Pretty accurate. A few days back I got bored and started scouring the Network Television lineups of the 1990s. To my surprise, NBC's absolute domination of Thursday night television through pretty much the late 80s to the very very very early 00s was undercut by a lot of bad decisions.
They kept introducing new shows, they'd be *hits* and after a season or two (some even being shows that were in the top
TEN of all Domestic television programming) they'd cancel it because they thought they'd be able to squeeze a few more million viewers in front of the TV.
Pretty much ever single year after 1995 saw increasing declines in viewership until all their mainstays at the time (Friends, Will & Grace, Just Shoot Me). Without any familiar programming for viewers to look forward to, NBC pretty much dropped off the face of the planet in its 2004-2005 season and has been pretty much in 4th place since.

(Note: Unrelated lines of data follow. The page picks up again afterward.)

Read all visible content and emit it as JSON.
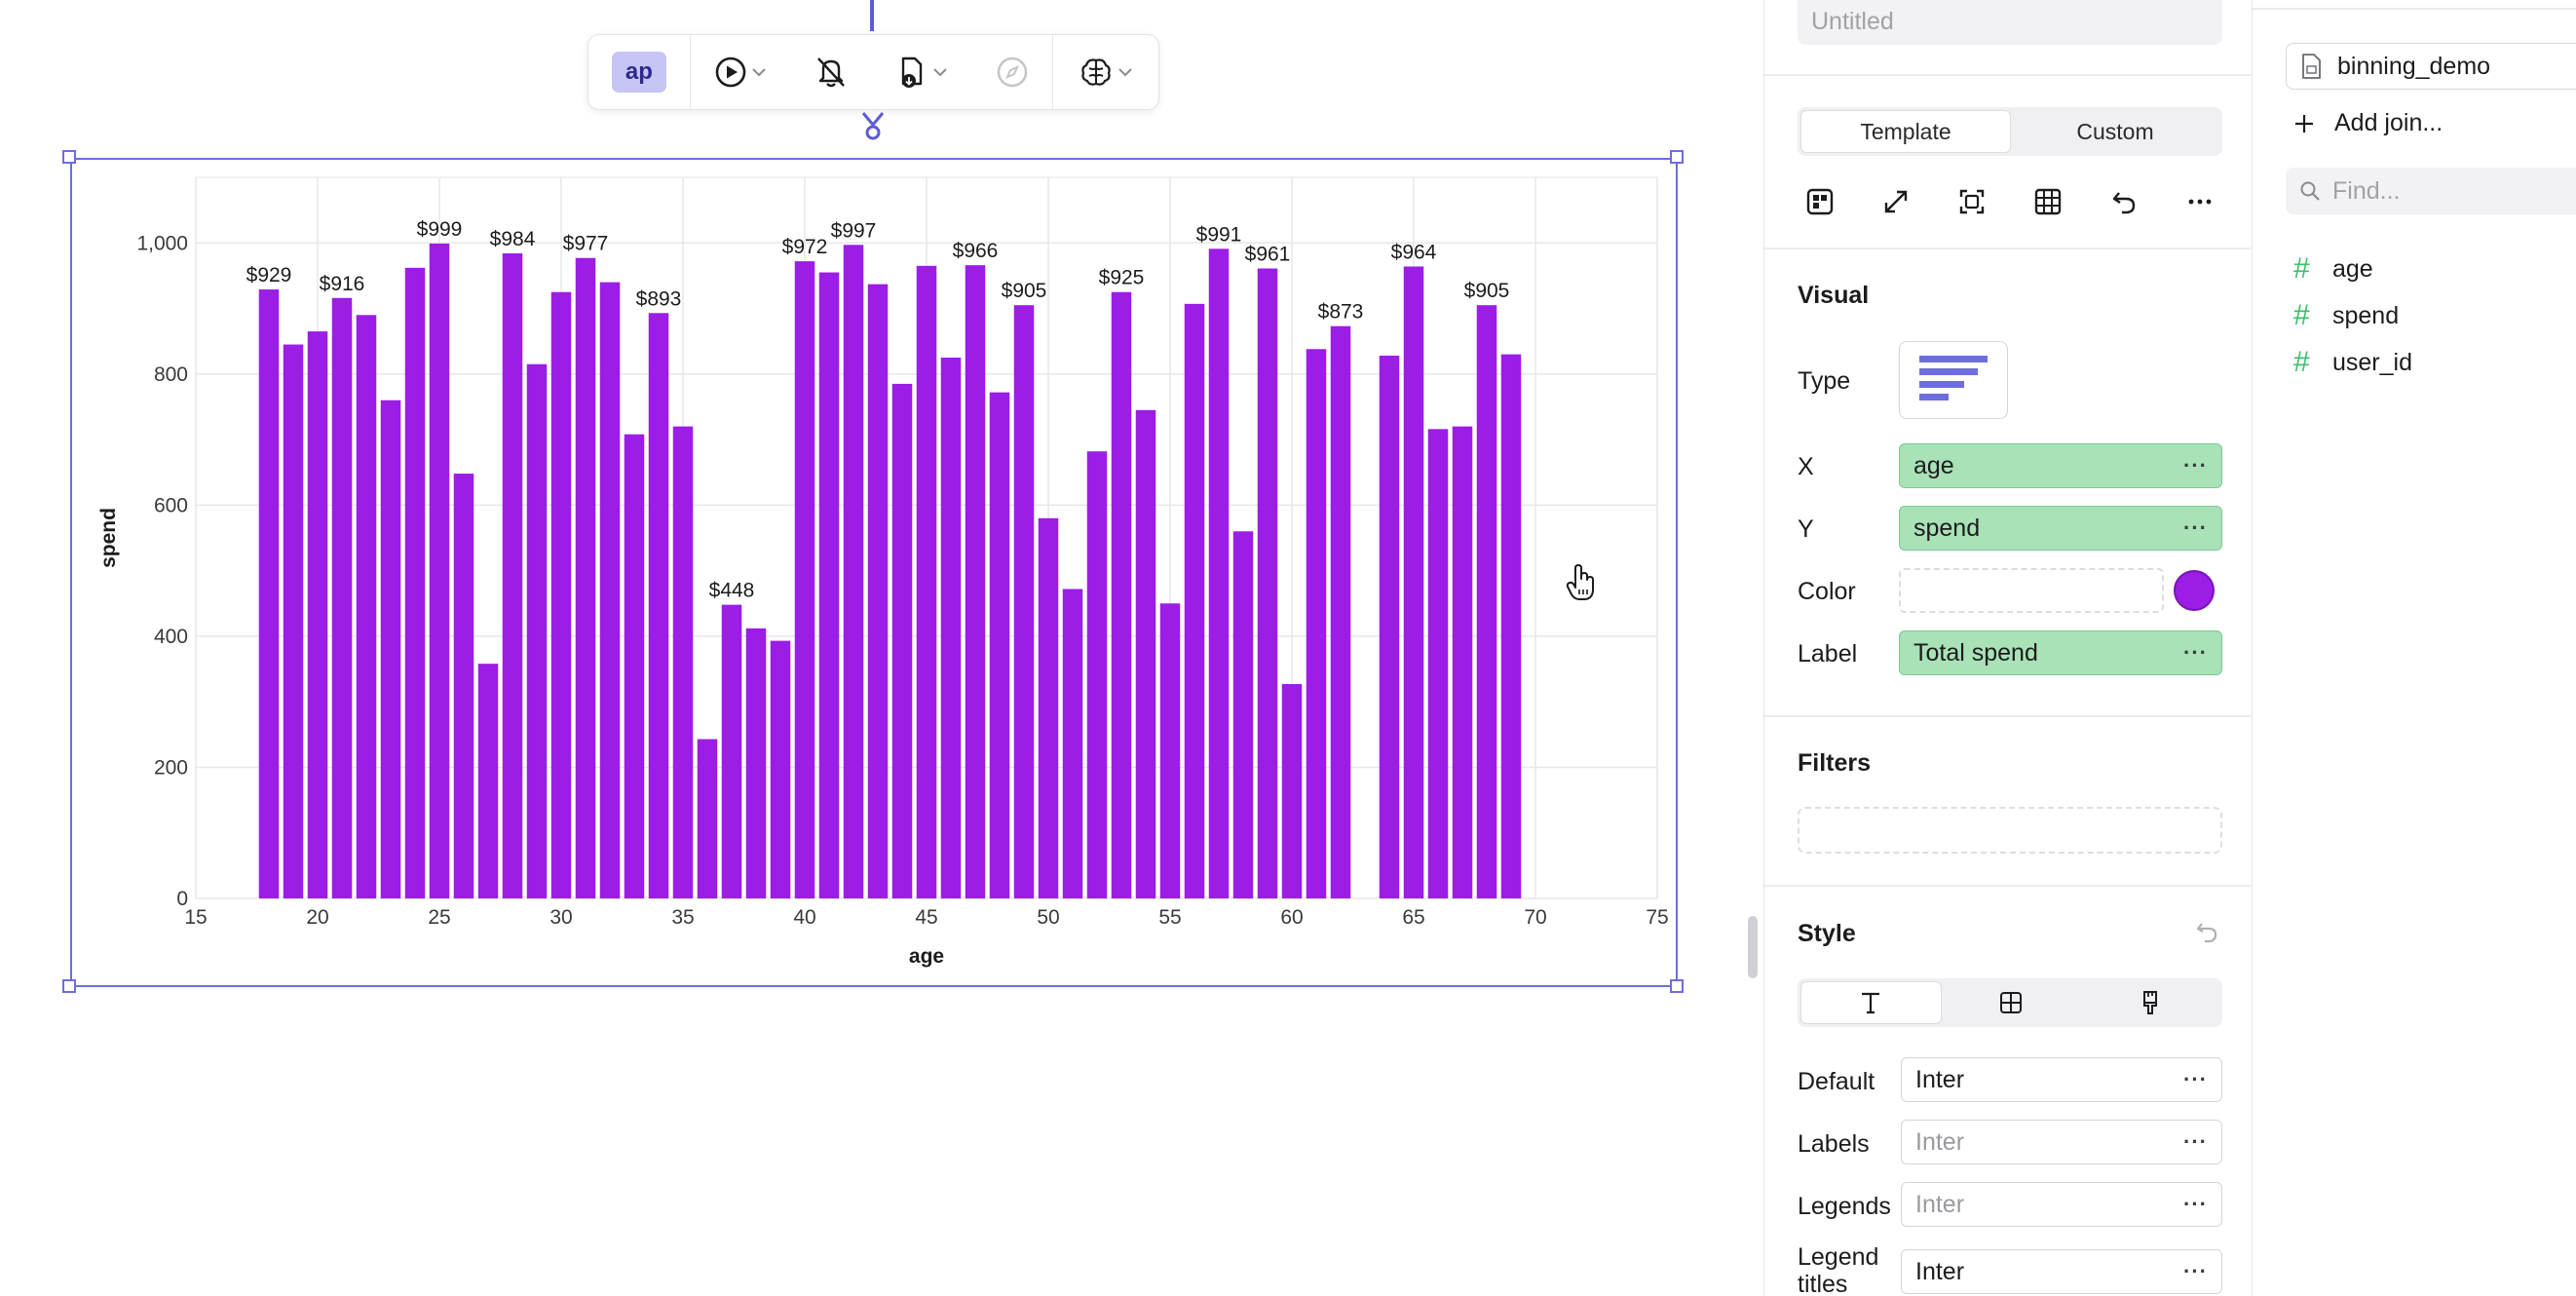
{
  "toolbar": {
    "badge": "ap"
  },
  "panel": {
    "title_placeholder": "Untitled",
    "mode_tabs": [
      "Template",
      "Custom"
    ],
    "visual": {
      "heading": "Visual",
      "type_label": "Type",
      "x_label": "X",
      "x_value": "age",
      "y_label": "Y",
      "y_value": "spend",
      "color_label": "Color",
      "color_value": "#9b1de6",
      "label_label": "Label",
      "label_value": "Total spend",
      "more": "···"
    },
    "filters_heading": "Filters",
    "style": {
      "heading": "Style",
      "fonts": [
        {
          "label": "Default",
          "value": "Inter"
        },
        {
          "label": "Labels",
          "value": "Inter"
        },
        {
          "label": "Legends",
          "value": "Inter"
        },
        {
          "label": "Legend titles",
          "value": "Inter"
        }
      ]
    }
  },
  "datasource": {
    "name": "binning_demo",
    "add_join": "Add join...",
    "find_placeholder": "Find...",
    "fields": [
      "age",
      "spend",
      "user_id"
    ]
  },
  "chart_data": {
    "type": "bar",
    "xlabel": "age",
    "ylabel": "spend",
    "xlim": [
      15,
      75
    ],
    "ylim": [
      0,
      1100
    ],
    "xticks": [
      15,
      20,
      25,
      30,
      35,
      40,
      45,
      50,
      55,
      60,
      65,
      70,
      75
    ],
    "yticks": [
      0,
      200,
      400,
      600,
      800,
      1000
    ],
    "ytick_labels": [
      "0",
      "200",
      "400",
      "600",
      "800",
      "1,000"
    ],
    "grid": true,
    "bar_color": "#9b1de6",
    "x": [
      18,
      19,
      20,
      21,
      22,
      23,
      24,
      25,
      26,
      27,
      28,
      29,
      30,
      31,
      32,
      33,
      34,
      35,
      36,
      37,
      38,
      39,
      40,
      41,
      42,
      43,
      44,
      45,
      46,
      47,
      48,
      49,
      50,
      51,
      52,
      53,
      54,
      55,
      56,
      57,
      58,
      59,
      60,
      61,
      62,
      64,
      65,
      66,
      67,
      68,
      69
    ],
    "values": [
      929,
      845,
      865,
      916,
      890,
      760,
      962,
      999,
      648,
      358,
      984,
      815,
      925,
      977,
      940,
      708,
      893,
      720,
      243,
      448,
      412,
      393,
      972,
      955,
      997,
      937,
      785,
      965,
      825,
      966,
      772,
      905,
      580,
      472,
      682,
      925,
      745,
      450,
      907,
      991,
      560,
      961,
      327,
      838,
      873,
      828,
      964,
      716,
      720,
      905,
      830
    ],
    "data_labels": {
      "18": "$929",
      "21": "$916",
      "25": "$999",
      "28": "$984",
      "31": "$977",
      "34": "$893",
      "37": "$448",
      "40": "$972",
      "42": "$997",
      "47": "$966",
      "49": "$905",
      "53": "$925",
      "57": "$991",
      "59": "$961",
      "62": "$873",
      "65": "$964",
      "68": "$905"
    }
  }
}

I also believe that Les Moonves of CBS actually has signed a deal with the devil, bringing us the first wave of reality trash television (Survivor, Big Brother, The Amazing Race) as well as predictable, by-the-numbers crime procedurals (CSI, CSI: Miami, CSI: NY, Hawaii Five-0, NCIS, NCIS: Los Angeles, The Mentalist, Numb3rs, Criminal Minds) and lame, unfunny, absolutely predictable - "set up, punchline, queue laugh track" - comedies (Two and a Half Men, How I Met Your Mother, The Big Bang Theory, Mike & Molly, $#*! My Dad Says, The King of Queens, Yes Dear, Everybody Loves Raymond). Almost all seem to be popular by the unwashed masses, I just can't wait for their programming to crash and burn.
"You've shown your quality sir. The very highest."